We consider $c\in A\cap B \iff c\in A\land c\in B$. As $c\in A$, then because $A$ is open, there exists $\varepsilon_A>0$ such that $c\in (c-\varepsilon_A,c+\varepsilon_A)\subset A$, and as $c\in B$, then there exists $\varepsilon_B$ such that $c\in (c-\varepsilon_B,c+\varepsilon_B)\subset B$. We take $\alpha = \max\{c-\varepsilon_A,c-\varepsilon_B\}$ and $\beta=\min\{c+\varepsilon_A,c+\varepsilon_B\}$, and see that $c\in (\alpha,\beta)=(c-\varepsilon_A,c+\varepsilon_A)\cap (c-\varepsilon_B,c+\varepsilon_B)\subset A\cap B$. Therefore, whatever may be $c \in A\cap B$, it is an interior point of $A\cap B$, and therefore $A\cap B$ is open.
Again, as $A$ and $B$ are open, there exists $\varepsilon_A>0$ such that $a\in (a-\varepsilon_A,a+\varepsilon_A)\subset A$ for all $a\in A$, and also exists $\varepsilon_B$ such that $b\in (b-\varepsilon_B,b+\varepsilon_B)\subset B$ for all $b\in B$. Well, but the subsets $A,B$ are, not only open, but also dense, then we can expand this formulation such that whatever may be $x\in \mathbb{R}$ and $\varepsilon_A>0$, there will be some $a\in A$ such that $a\in (x-\varepsilon,x+\varepsilon)$, and the same argument can be applied to the subset open and dense $B$. We see, therefore, that whatever may be $x\in\mathbb{R}$ and $\varepsilon>0$, we have that $(x-\varepsilon_A,x+\varepsilon_A)\cap A\neq \varnothing$. We then verify that for whatever value for $x\in\mathbb{R}$ and $\varepsilon>0$ we have $(x-\varepsilon_B,x+\varepsilon_B)\cap B \neq \varnothing$ because $B$ is also dense. But if $A$ is dense, then exists $a\in A$ such that $a\in (x-\varepsilon_B,x+\varepsilon_B)\cap B$ and if $B$ is dense then exists $b\in B$ such that $b\in(x-\varepsilon_A,x+\varepsilon_A)\cap A$. We take $c=a=b$, and therefore $c\in A$ and $c\in B$, we see that exists $c\in A\cap B$ such that $c\in (x-\varepsilon_A,x+\varepsilon_A)\cap (x-\varepsilon_B,x+\varepsilon_B)\cap A\cap B\neq \varnothing$. As this is true for all $x\in \mathbb{R}$, it follows that $A\cap B$ is dense.
Best Answer
Your first paragraph is correct but almost certainly unnecessary, as you surely already know that the intersection of two open sets is always open. There are several problems with your second paragraph, however.

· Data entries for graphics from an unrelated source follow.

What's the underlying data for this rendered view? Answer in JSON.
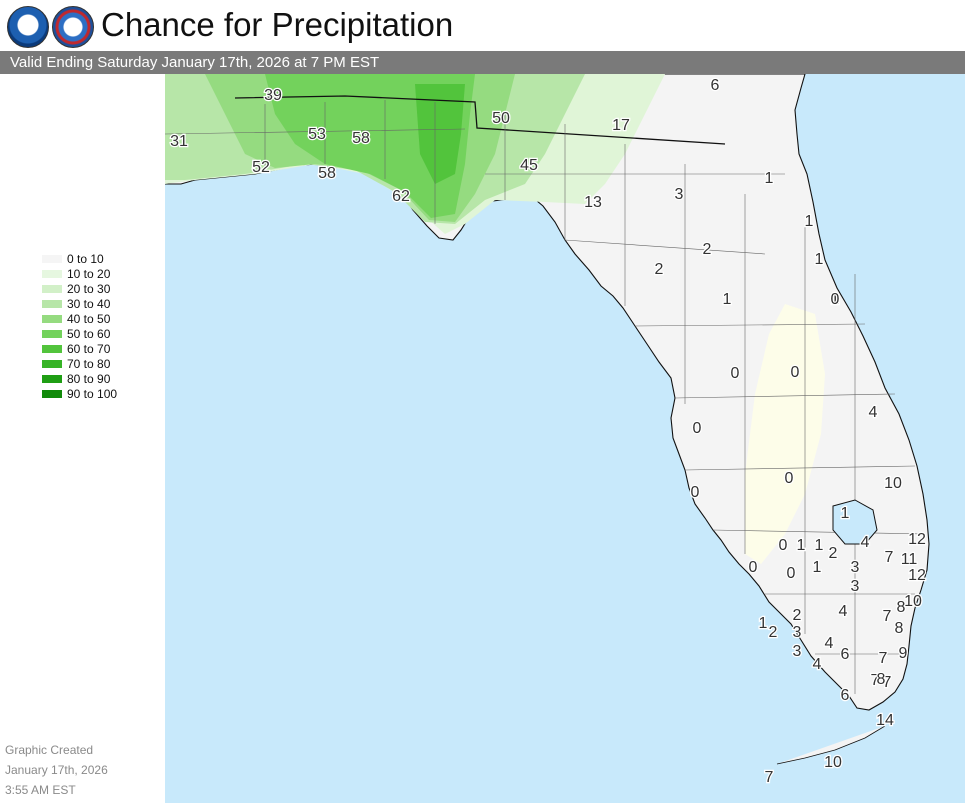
{
  "header": {
    "title": "Chance for Precipitation",
    "valid": "Valid Ending Saturday January 17th, 2026 at 7 PM EST"
  },
  "logos": [
    {
      "name": "noaa-logo",
      "text": "NOAA"
    },
    {
      "name": "nws-logo",
      "text": "NATIONAL WEATHER SERVICE"
    }
  ],
  "legend": [
    {
      "label": "0 to 10",
      "color": "#f5f5f5"
    },
    {
      "label": "10 to 20",
      "color": "#e6f7e0"
    },
    {
      "label": "20 to 30",
      "color": "#d2f0c8"
    },
    {
      "label": "30 to 40",
      "color": "#b7e6a8"
    },
    {
      "label": "40 to 50",
      "color": "#95db80"
    },
    {
      "label": "50 to 60",
      "color": "#73d25c"
    },
    {
      "label": "60 to 70",
      "color": "#52c43c"
    },
    {
      "label": "70 to 80",
      "color": "#36b326"
    },
    {
      "label": "80 to 90",
      "color": "#1f9e14"
    },
    {
      "label": "90 to 100",
      "color": "#118a0a"
    }
  ],
  "footer": {
    "line1": "Graphic Created",
    "line2": "January 17th, 2026",
    "line3": "3:55 AM EST"
  },
  "colors": {
    "water": "#c8e9fb",
    "land": "#f4f4f4",
    "dry_zone": "#fdfde9",
    "header_bar": "#7a7a7a"
  },
  "map_values": [
    "39",
    "6",
    "31",
    "53",
    "58",
    "50",
    "17",
    "52",
    "58",
    "45",
    "1",
    "62",
    "13",
    "3",
    "1",
    "2",
    "2",
    "1",
    "1",
    "0",
    "1",
    "0",
    "0",
    "4",
    "0",
    "0",
    "0",
    "10",
    "1",
    "0",
    "1",
    "1",
    "2",
    "4",
    "12",
    "7",
    "11",
    "0",
    "0",
    "1",
    "3",
    "3",
    "12",
    "10",
    "2",
    "4",
    "7",
    "8",
    "1",
    "2",
    "3",
    "8",
    "3",
    "4",
    "6",
    "7",
    "9",
    "4",
    "7",
    "7",
    "8",
    "6",
    "14",
    "10",
    "7"
  ]
}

First, your notation implies that there is a single $\epsilon_A>0$ such that for each $a\in A$, $(a-\epsilon_A,a+\epsilon_A)\subseteq A$; this, however, is false. For each $a\in A$ there is an $\epsilon_a>0$ such that $(a-\epsilon_a,a+\epsilon_a)\subseteq A$, but $\epsilon_a$ depends on $a$. The same comments apply, mutatis mutandis, to $\epsilon_B$. This could be bad writing on your part rather than a failure of understanding, but there is a clear error later in the paragraph when you say that we can take $c=a=b$: at that point in the argument you have no reason to think that it is possible to choose $a$ and $b$ to be the same point. Indeed, that is essentially what you are trying to prove.

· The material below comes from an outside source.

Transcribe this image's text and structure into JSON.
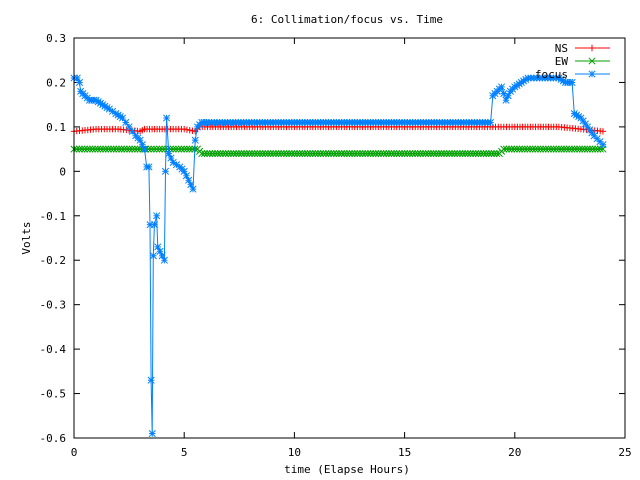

Specifically, you want to prove that for any $x\in\Bbb R$ and any $\epsilon>0$,
$$(x-\epsilon,x+\epsilon)\cap(A\cap B)\ne\varnothing\,.$$
$A$ is dense in $\Bbb R$, so we know that $$(x-\epsilon,x+\epsilon)\cap A\ne\varnothing\,;$$ let $a\in(x-\epsilon,x+\epsilon)\cap A$. Since $(x-\epsilon,x+\epsilon)\cap A$ is open there is a $\delta>0$ such that
$$(a-\delta,a+\delta)\subseteq(x-\epsilon,x+\epsilon)\cap A\;.$$
And $B$ is dense in $\Bbb R$, so we know that
$$(a-\delta,a+\delta)\cap B\ne\varnothing\,.$$
Let $b\in(a-\delta,a+\delta)\cap B$. Then
$$\begin{align*} b&\in(a-\delta,a+\delta)\cap B\\ &\subseteq\big((x-\epsilon,x+\epsilon)\cap A\big)\cap B\\ &=(x-\epsilon,x+\epsilon)\cap(A\cap B)\,, \end{align*}$$
i.e., $(x-\epsilon,x+\epsilon)\cap(A\cap B)\ne\varnothing$, and therefore $A\cap B$ is dense in $\Bbb R$.